「緯」

白川静『常用字解』
「形声。音符は韋。韋は囗(都市をとりかこむ城壁)の上下を足が左にめぐり、右にめぐる形。そのように左に行き、右に行く形は織物のよこ糸を織る状態に似ているので、‘よこいと’を緯という」

[考察]
形から意味を導く方法に問題があるが、「よこいと」の意味としたのは問題がない。
口を囗とし、「都市をとりかこむ城壁」とした解釈はあまりに限定的である。口を祝詞を入れる器とするのが白川漢字学説の根幹であるから、これと区別するために口を囗としたのであろう。口は単純に四角形または円形を表していると考えてよい。その上に左向きの足の形、下に右向きの足の形を配して、←の方向が→の方向に転じる、周りをぐるりと回るというイメージを示すのが韋の記号である。⇄の形に方向が逆になる、行き違うというイメージも表すことができる。

緯は古典でどのように使われているかを見てみよう。
 原文:嫠不恤其緯、而憂宗周之隕。
 訓読:嫠リは其の緯を恤(あわ)れまず、而して宗周の隕(お)ちたるを憂ふ。
 翻訳:機を織るやもめは横糸を気にしなくても、周国の衰微を心配する――『春秋左氏伝』昭公二十四年

機織りの横糸という意味で使われている。 機で布を織る際、縦に張った糸の間を梭(ひ)という道具を用いて横糸をくぐらせて織る。
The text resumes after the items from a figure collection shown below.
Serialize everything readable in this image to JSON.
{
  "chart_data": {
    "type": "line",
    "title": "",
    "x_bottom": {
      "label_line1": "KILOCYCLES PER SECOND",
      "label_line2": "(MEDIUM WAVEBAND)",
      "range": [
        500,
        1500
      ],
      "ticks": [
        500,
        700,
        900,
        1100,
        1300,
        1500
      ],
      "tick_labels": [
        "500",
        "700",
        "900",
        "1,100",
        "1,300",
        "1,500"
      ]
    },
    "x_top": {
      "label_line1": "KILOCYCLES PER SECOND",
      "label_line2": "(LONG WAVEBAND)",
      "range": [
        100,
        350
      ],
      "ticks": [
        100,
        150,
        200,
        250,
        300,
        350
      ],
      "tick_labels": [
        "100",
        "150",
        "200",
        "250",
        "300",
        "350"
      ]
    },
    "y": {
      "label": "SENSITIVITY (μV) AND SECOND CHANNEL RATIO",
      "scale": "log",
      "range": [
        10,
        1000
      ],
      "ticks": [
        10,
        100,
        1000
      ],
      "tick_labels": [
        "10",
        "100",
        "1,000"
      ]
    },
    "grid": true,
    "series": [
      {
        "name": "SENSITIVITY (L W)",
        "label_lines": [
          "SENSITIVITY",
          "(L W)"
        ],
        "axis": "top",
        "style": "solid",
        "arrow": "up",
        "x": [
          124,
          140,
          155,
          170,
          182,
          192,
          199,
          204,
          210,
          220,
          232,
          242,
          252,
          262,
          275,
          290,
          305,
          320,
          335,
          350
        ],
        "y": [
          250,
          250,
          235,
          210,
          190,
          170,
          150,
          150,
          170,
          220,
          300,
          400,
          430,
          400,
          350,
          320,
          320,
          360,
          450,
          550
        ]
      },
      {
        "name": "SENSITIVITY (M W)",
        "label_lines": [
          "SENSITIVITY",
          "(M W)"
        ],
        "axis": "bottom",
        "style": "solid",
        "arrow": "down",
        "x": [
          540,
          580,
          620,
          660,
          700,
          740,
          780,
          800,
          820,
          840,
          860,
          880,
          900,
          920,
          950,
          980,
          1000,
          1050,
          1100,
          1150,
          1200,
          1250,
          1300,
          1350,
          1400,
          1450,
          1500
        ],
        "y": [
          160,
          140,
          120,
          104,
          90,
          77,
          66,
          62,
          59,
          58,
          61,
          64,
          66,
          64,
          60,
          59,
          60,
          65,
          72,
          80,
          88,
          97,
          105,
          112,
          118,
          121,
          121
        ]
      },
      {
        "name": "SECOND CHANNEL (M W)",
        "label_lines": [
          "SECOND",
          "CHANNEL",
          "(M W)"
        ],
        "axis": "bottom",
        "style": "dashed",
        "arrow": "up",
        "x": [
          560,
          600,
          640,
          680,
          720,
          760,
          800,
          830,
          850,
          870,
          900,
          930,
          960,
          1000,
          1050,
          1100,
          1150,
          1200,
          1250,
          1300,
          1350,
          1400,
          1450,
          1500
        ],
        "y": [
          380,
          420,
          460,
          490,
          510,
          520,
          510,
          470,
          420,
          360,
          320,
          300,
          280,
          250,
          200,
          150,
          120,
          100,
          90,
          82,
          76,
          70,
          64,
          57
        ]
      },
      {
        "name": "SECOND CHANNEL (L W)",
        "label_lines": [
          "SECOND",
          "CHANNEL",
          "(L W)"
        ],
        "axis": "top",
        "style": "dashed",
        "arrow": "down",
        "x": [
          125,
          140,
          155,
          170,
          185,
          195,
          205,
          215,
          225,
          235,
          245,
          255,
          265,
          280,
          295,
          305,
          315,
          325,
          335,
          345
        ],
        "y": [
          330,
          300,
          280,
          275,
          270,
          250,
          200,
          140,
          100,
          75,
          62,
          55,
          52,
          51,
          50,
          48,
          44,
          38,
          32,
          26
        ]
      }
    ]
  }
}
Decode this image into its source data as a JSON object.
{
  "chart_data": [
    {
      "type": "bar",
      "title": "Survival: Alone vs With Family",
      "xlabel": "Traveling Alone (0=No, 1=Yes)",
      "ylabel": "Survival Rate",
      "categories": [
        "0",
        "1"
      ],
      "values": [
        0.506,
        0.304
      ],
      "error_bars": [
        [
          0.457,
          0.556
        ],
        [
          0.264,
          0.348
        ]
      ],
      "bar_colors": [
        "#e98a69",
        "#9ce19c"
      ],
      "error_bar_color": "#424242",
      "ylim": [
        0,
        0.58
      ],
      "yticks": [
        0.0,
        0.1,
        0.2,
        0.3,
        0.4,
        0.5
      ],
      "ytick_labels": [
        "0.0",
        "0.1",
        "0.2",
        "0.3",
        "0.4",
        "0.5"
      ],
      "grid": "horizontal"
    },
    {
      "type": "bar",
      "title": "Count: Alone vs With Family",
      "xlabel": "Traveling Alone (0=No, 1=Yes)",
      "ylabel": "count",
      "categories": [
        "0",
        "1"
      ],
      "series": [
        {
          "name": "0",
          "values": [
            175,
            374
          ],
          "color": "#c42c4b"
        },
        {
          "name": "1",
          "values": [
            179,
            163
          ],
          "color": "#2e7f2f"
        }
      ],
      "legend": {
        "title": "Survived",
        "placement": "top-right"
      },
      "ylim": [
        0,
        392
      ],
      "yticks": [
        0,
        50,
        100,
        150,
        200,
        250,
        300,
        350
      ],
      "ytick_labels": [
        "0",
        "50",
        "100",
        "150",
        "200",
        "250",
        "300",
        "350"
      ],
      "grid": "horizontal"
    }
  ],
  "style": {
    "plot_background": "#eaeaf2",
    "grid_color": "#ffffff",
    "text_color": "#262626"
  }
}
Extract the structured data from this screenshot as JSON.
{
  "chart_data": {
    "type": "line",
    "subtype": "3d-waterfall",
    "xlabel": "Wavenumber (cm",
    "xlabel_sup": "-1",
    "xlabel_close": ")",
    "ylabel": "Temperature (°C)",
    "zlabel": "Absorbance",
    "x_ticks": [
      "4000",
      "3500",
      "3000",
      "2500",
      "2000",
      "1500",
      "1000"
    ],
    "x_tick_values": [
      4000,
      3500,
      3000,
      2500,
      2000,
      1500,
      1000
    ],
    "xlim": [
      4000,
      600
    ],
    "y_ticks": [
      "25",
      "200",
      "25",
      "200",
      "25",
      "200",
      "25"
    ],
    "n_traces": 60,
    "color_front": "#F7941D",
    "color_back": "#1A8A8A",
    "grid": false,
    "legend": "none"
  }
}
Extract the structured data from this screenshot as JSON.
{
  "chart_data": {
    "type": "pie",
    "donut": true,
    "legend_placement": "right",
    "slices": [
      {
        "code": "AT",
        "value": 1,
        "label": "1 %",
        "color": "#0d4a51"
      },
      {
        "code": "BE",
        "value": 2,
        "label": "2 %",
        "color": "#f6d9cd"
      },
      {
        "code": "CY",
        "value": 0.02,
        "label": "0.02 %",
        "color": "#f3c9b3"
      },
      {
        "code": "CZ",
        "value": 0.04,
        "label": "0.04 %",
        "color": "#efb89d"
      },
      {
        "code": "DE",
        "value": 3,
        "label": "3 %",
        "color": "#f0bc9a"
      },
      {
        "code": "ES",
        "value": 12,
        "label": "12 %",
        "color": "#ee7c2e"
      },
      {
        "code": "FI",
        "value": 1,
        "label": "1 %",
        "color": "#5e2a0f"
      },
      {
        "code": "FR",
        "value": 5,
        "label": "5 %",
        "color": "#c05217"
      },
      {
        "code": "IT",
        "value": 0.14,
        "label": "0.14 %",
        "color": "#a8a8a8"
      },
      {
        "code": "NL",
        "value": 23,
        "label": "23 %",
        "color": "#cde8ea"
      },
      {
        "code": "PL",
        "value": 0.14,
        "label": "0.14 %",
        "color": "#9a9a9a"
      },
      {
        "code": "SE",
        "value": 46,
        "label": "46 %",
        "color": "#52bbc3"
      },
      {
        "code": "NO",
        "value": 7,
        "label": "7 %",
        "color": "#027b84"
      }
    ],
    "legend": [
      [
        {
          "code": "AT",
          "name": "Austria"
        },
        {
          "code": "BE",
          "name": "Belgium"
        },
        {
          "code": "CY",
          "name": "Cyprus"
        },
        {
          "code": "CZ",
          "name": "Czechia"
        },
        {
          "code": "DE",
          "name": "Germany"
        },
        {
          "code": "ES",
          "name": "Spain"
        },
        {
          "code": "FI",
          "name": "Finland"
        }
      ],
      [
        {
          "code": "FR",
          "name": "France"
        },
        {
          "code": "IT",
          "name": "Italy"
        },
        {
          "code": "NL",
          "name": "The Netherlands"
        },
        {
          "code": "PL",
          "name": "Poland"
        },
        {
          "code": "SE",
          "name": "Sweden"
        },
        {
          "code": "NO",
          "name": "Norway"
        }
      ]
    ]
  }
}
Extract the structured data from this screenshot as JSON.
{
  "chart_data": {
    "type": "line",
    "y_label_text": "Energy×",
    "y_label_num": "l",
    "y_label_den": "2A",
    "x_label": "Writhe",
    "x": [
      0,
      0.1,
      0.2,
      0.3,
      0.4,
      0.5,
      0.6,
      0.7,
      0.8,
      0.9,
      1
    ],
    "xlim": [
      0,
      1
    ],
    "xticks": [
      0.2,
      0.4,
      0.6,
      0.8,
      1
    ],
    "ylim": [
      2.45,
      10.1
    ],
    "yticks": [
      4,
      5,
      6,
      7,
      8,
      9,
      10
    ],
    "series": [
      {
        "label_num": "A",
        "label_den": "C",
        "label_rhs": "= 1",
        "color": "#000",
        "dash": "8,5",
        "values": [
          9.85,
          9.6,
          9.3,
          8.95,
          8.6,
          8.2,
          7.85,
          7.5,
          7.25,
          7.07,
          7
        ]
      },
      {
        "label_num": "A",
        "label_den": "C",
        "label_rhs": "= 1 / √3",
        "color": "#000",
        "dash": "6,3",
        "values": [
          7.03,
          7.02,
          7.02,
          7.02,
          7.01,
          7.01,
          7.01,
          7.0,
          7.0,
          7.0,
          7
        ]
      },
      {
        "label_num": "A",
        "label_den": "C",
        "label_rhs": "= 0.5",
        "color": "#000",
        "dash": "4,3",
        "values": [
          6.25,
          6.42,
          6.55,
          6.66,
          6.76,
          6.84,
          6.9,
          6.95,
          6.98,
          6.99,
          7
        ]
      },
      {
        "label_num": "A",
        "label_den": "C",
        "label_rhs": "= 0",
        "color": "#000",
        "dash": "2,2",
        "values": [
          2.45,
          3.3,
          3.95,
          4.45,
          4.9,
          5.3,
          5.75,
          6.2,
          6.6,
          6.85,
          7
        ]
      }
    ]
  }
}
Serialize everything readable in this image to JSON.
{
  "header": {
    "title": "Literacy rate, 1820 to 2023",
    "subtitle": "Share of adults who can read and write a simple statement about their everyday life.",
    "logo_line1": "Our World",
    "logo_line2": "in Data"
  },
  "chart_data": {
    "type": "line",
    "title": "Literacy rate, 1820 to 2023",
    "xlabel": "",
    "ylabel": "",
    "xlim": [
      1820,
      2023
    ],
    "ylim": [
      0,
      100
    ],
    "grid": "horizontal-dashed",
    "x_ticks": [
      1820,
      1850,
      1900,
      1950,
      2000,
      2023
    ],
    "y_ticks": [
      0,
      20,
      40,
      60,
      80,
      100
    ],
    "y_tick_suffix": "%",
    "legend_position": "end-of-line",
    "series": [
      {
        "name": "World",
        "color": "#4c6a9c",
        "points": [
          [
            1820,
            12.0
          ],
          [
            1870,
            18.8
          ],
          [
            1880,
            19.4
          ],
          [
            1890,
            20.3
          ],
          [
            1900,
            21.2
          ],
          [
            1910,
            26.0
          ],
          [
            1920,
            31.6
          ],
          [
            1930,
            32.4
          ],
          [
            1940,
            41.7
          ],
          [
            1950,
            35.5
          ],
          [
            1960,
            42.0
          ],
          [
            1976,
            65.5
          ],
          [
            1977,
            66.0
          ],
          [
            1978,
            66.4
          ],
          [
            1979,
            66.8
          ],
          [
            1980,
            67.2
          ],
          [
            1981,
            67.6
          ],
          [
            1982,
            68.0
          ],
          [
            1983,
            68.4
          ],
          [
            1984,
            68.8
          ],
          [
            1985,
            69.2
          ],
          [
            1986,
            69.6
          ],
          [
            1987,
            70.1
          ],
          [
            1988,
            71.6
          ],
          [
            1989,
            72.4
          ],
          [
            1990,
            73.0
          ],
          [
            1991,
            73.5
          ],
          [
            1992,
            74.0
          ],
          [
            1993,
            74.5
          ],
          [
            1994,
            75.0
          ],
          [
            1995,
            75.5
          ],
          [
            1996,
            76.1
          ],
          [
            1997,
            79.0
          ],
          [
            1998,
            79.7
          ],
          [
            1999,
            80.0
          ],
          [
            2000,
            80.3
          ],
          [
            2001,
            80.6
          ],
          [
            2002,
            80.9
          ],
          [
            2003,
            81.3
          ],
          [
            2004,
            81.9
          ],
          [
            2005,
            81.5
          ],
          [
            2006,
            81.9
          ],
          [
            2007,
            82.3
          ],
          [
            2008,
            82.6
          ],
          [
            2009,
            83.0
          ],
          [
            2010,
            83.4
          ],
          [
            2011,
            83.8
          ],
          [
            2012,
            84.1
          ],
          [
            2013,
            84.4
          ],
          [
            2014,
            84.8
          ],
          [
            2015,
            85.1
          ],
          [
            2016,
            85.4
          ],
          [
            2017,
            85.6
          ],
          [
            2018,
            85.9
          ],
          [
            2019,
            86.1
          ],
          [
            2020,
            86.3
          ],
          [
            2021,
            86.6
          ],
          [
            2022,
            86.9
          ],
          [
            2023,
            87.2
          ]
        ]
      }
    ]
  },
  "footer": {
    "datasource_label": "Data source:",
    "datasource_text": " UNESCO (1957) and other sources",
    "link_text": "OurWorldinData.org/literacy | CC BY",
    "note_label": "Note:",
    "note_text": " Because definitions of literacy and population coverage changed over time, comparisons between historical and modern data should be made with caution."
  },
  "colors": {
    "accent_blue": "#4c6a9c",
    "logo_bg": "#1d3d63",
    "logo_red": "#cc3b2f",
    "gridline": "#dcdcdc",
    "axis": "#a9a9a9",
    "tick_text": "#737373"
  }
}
横糸は↓↓↓の形の縦糸に対して、→の方向に進み、折り返して←の方向に進む。すると横糸は⇄の形状を呈する。したがって「よこいと」を意味する古典漢語ɦiuərの視覚記号として、「⇄の形に逆方向になる」というイメージを表す韋(13「囲」を見よ)を利用して、「韋(音・イメージ記号)+糸(限定符号)」を合わせた緯が考案された。
意味→形の方向に説くのが漢字解釈の正しい筋道である。